Chereads / Rumah Tanpa Cinta / Chapter 184 - Memeluk Bulan

Chapter 184 - Memeluk Bulan

Flashback ON

Mika POV

Biasanya aku paling malas ke dokter. Aku memang jarang sakit. Kalau sakit pun aku paling segan berobat. Tetapi kali ini, aku yang mengajak Devan memeriksakan diri.

"Mula-mula kami akan melakukan pemeriksaan darah," kata Dokter Namira selanjutnya. "Mencari kalau-kalau ada infeksi pemeriksaan hormon. Selanjutnya pemeriksaan radiologis."

Aku tidak membantah. Aku mengikuti saja semua anjuran dokter. Aku melakukan semua pemeriksaan yang dibutuhkan. Pemeriksaan yang terakhir itu untuk memeriksa rahim dan tuba. Melihat kalau-kalau ada gangguan pada alat reproduksiku misalnya saja sumbatan pada tuba, sehingga suamiku tidak dapat mencapai sel telur untuk membuahiku.

Ketika aku sudah selesai menjalani sederet pemeriksaan, giliran Devan yang diperiksa. Kami diharuskan melakukan hubungan pada hari-hari suburku. Kemudian dalam dua jam sesudah dokter memeriksa apakah sperma Devan cukup poten untuk membuahi sel telurku.

Devan dinyatakan sehat. Dia potensial untuk menjadi seorang ayah. Jumlah spermanya cukup, mobilitasnya juga baik.

Tetapi rahimku tidak cukup subur untuk menghidupi dan membesarkan seorang janin.

"Jangan khawatir, Bu," hibur Dokter Namira yang merawatku. "Anda harus terus berusaha. Jangan putus asa. Karena kondisi psikis juga mempengaruhi."

Pengobatan demi pengobatan telah aku jalani. Vitamin. Mineral. Hormon. Makanan bergizi. Bahkan istirahat yang cukup. Rekreasi bersama suami. Konseling secara teratur. Semua aku patuhi.

Silih berganti pula dokter dan klinik yang aku kunjungi. Namun hasilnya tetap mengecewakan.

"Ibu tidak mandul," hampir semua dokter yang aku kunjungi berkata demikian untuk membesarkan hatiku. "Proses ovulasi baik, tuba terbuka, tidak ada penyakir di rahim seperti endometriosis yang akan menyulitkan kehamilan."

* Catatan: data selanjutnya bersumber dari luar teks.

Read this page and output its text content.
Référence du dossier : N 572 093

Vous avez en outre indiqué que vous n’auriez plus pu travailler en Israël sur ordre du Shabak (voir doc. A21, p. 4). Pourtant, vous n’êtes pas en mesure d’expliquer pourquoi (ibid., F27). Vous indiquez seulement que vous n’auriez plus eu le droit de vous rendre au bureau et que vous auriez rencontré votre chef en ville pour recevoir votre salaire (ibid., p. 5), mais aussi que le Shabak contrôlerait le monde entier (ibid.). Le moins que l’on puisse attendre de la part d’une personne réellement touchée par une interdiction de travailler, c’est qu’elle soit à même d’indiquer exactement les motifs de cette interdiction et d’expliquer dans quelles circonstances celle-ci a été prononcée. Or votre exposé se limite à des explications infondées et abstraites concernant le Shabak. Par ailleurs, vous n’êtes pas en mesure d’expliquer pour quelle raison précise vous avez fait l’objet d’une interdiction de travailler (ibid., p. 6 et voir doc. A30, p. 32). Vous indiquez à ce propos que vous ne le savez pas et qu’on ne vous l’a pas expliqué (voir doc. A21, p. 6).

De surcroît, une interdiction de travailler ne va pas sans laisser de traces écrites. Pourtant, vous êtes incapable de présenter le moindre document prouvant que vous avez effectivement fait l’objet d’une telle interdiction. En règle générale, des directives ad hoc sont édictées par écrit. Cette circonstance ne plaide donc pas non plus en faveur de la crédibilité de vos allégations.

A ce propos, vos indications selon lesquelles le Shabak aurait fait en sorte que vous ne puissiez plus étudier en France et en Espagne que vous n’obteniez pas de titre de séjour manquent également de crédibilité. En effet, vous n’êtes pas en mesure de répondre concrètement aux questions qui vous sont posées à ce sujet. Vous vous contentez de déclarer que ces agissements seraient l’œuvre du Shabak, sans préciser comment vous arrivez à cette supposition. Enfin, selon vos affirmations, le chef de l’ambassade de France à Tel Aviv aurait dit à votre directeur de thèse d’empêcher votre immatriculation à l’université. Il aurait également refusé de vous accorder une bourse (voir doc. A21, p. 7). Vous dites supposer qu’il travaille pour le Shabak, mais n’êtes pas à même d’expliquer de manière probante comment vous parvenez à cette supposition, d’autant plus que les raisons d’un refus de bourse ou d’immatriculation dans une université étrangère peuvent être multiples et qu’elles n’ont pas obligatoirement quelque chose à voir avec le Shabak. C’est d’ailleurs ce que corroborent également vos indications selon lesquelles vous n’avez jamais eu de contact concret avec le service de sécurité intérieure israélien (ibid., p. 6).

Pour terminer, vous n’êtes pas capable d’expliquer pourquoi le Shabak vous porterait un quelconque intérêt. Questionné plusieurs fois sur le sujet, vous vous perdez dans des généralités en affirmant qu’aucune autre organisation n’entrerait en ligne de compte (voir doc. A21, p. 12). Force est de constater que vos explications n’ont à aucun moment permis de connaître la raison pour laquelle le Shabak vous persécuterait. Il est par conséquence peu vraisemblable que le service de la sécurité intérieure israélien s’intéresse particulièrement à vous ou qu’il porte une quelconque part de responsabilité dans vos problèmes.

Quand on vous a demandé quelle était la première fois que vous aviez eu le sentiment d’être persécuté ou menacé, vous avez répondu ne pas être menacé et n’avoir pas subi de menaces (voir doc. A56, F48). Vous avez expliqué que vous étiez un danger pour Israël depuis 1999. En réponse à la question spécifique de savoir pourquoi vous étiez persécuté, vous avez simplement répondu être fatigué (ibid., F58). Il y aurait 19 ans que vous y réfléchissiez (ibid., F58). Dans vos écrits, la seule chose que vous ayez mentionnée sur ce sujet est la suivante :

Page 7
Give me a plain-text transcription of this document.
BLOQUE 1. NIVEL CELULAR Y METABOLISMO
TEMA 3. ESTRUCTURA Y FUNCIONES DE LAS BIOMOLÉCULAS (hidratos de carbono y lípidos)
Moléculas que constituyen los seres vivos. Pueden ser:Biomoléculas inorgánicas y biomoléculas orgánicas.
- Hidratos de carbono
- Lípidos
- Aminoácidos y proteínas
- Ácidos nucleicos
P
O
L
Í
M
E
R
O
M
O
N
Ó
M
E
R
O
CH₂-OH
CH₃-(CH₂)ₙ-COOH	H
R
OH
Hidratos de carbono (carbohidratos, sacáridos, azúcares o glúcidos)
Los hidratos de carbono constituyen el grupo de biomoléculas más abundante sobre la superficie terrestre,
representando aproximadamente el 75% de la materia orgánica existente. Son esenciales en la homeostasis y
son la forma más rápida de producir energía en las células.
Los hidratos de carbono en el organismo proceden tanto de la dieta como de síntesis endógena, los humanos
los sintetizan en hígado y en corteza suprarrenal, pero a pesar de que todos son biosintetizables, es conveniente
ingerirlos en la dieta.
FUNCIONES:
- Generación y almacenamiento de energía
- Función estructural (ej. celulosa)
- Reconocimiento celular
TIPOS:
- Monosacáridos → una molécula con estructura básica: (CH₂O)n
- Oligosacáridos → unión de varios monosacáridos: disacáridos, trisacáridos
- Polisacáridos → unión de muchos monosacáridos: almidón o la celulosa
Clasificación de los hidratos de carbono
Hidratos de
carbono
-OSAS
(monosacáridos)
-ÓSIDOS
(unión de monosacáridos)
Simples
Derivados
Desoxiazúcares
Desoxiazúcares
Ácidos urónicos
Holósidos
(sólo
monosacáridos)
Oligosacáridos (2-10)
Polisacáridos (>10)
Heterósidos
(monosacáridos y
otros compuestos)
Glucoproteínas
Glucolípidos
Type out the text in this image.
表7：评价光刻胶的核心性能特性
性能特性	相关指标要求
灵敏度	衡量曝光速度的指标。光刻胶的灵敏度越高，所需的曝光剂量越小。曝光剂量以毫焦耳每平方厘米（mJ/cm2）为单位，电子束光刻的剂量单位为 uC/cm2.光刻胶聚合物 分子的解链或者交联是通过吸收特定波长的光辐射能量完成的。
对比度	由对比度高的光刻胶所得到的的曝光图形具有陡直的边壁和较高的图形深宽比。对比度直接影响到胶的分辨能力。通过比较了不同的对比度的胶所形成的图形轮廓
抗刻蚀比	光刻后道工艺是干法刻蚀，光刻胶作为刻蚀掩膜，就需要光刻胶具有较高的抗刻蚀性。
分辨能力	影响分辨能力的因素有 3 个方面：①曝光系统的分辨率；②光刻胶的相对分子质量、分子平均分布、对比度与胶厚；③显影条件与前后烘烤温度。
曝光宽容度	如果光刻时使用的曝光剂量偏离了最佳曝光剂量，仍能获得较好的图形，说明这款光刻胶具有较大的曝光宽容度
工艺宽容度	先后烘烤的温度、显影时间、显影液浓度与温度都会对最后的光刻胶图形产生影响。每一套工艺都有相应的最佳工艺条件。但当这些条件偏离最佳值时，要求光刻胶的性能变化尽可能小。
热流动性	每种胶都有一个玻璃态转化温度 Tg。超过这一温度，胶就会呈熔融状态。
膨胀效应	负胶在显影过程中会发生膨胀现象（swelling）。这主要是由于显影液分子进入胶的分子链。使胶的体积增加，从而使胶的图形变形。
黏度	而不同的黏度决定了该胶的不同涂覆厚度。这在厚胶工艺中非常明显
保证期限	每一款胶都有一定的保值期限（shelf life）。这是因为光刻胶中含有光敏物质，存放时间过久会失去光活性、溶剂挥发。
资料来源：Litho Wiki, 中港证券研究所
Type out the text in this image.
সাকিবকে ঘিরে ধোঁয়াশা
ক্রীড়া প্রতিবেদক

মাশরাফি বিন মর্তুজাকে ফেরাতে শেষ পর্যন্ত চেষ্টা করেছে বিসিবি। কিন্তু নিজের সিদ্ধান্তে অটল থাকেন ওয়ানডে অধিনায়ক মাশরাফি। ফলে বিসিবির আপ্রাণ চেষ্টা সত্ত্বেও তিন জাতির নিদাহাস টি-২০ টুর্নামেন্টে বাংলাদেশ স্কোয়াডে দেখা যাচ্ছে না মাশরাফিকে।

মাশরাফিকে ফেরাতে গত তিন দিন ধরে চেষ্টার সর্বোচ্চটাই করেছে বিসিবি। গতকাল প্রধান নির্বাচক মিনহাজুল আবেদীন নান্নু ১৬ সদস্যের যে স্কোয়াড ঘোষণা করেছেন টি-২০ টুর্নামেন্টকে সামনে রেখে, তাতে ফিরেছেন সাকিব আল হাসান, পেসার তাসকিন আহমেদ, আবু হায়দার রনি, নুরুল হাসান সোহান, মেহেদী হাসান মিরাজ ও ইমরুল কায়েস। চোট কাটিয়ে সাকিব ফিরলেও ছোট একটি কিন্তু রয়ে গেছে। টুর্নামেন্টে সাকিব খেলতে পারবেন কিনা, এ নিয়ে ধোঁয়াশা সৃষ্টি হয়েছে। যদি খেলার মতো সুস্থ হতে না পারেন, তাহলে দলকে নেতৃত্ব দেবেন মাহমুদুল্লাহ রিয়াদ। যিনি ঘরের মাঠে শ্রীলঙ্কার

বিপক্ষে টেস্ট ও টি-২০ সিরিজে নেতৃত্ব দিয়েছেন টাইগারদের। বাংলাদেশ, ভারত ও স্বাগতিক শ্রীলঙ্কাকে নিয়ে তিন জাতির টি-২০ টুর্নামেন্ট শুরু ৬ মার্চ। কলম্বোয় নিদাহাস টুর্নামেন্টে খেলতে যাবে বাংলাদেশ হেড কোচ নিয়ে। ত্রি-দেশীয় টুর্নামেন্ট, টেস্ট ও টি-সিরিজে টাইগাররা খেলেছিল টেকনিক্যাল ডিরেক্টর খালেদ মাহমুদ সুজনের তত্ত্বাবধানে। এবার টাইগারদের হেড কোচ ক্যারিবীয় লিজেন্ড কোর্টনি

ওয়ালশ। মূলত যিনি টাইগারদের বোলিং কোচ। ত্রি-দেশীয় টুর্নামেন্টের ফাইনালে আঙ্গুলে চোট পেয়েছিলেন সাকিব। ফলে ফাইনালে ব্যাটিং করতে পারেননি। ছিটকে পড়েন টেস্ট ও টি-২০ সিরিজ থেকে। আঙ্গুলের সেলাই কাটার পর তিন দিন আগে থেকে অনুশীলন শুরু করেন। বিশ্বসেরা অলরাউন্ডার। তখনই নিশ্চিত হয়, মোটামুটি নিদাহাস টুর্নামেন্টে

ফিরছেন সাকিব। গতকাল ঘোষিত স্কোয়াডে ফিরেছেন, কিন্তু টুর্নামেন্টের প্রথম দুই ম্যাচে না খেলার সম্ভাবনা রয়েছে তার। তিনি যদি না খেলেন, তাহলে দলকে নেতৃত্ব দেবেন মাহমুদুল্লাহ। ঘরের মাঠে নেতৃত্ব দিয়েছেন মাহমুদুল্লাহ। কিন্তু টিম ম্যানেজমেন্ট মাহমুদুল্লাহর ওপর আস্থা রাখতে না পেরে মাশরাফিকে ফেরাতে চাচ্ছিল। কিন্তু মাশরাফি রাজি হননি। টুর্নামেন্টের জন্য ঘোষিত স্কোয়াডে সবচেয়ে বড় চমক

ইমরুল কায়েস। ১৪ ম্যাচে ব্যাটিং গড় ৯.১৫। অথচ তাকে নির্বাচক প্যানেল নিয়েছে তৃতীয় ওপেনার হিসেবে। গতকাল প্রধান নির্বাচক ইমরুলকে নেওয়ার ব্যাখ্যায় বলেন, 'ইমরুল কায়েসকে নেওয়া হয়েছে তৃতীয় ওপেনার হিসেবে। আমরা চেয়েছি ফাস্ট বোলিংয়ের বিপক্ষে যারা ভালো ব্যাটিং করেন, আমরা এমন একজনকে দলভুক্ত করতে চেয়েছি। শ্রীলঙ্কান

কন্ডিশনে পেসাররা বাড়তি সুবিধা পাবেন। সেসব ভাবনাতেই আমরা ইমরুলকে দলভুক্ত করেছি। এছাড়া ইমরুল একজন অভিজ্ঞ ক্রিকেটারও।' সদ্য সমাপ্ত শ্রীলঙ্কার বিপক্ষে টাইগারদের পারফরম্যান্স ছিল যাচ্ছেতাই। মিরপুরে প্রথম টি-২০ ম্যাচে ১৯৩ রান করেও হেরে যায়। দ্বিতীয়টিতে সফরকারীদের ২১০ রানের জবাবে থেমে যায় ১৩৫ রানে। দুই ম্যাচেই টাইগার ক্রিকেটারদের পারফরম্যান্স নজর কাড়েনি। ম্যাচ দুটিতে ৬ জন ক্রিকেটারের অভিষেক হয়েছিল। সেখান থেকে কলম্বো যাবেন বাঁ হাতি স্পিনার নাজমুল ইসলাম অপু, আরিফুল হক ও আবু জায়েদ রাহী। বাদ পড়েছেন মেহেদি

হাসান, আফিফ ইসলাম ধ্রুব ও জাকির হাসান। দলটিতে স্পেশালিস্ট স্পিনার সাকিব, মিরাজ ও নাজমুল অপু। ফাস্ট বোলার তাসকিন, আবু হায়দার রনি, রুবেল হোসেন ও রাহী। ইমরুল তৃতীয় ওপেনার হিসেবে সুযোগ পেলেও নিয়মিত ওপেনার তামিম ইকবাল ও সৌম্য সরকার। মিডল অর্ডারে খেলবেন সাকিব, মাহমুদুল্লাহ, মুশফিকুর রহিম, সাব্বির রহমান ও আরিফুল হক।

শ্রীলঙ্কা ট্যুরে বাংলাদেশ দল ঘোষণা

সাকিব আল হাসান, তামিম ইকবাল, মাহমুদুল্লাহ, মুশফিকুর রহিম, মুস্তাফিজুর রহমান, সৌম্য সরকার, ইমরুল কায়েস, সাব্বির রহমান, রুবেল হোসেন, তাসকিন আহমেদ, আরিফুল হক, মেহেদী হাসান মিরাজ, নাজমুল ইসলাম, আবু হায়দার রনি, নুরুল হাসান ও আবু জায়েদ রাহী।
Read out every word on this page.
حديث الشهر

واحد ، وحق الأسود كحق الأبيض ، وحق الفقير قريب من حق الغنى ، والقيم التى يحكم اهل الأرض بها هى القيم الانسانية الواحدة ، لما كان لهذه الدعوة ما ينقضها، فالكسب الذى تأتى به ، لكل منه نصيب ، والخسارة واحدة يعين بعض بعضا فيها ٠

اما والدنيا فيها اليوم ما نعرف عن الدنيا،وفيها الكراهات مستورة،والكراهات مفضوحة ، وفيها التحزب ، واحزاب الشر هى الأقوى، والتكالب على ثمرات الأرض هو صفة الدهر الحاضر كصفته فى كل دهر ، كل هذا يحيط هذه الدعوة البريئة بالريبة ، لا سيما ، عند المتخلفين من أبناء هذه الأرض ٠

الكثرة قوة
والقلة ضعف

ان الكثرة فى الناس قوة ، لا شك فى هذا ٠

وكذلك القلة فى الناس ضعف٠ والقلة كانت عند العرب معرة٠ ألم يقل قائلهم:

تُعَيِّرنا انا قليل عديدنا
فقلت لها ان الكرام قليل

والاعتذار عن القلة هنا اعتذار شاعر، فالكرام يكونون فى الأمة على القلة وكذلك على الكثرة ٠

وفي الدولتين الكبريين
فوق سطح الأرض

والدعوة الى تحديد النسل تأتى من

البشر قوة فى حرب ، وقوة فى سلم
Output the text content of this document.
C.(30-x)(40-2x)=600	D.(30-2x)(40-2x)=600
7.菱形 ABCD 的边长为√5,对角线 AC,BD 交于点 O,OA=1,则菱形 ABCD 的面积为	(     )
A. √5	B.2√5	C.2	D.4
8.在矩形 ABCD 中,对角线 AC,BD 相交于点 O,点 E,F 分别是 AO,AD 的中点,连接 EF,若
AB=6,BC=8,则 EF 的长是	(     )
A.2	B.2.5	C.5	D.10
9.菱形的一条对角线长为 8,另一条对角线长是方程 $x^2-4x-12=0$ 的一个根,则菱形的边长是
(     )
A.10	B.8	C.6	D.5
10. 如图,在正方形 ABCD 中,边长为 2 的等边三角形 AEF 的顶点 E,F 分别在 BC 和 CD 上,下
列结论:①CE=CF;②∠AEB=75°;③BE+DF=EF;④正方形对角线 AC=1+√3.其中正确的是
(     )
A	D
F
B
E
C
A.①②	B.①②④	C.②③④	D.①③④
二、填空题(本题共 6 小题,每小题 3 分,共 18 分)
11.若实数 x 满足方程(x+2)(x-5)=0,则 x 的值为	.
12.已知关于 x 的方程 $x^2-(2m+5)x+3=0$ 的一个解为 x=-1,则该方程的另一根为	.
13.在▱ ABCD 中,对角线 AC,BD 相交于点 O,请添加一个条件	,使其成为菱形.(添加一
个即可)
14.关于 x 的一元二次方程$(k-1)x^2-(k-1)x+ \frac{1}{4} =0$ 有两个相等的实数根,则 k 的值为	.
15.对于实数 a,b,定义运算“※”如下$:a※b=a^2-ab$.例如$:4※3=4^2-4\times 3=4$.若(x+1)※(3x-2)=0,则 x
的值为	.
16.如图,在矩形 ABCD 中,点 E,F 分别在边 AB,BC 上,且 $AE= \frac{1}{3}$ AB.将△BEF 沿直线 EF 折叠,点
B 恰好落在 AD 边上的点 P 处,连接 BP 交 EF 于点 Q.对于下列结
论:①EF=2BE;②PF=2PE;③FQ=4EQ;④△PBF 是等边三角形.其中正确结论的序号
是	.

Tapi apa namanya wanita yang tidak dapat melahirkan anak kalau bukan mandul?

***

"Rasanya tidak mungkin, Dok," gumamku terbata-bata. "Suami saya... rasanya... dia keberatan untuk melakukan konsepsi, dimana meminjam rahim seorang wanita yang memiliki rahim yang sehat. Dan wanita itulah yang akan mengandung dan melahirkan anaknya!"

"Jalan lain adalah adopsi,"

Tapi Devan menginginkan anak kandung! Anak yang lahir dari rahim istrinya, yang berasal dari benihnya!

"Suami saya tidak mau mengangkat anak, Dok," desahku lirih.

"Kalau begitu, cobalah membicarakan solusi yang pertama. Memang agak sulit mencari ibu yang mau mengandung dan melahirkan anak orang lain. Tapi dengan ganti rugi yang memadai, kita dapat mencari dan mengusahakan kemungkinan itu. Tentu saja kita akan mencari ibu yang benar-benar sehat."

"Ba... bagaimana kalau... kalau bayi.... tabung, Dok?"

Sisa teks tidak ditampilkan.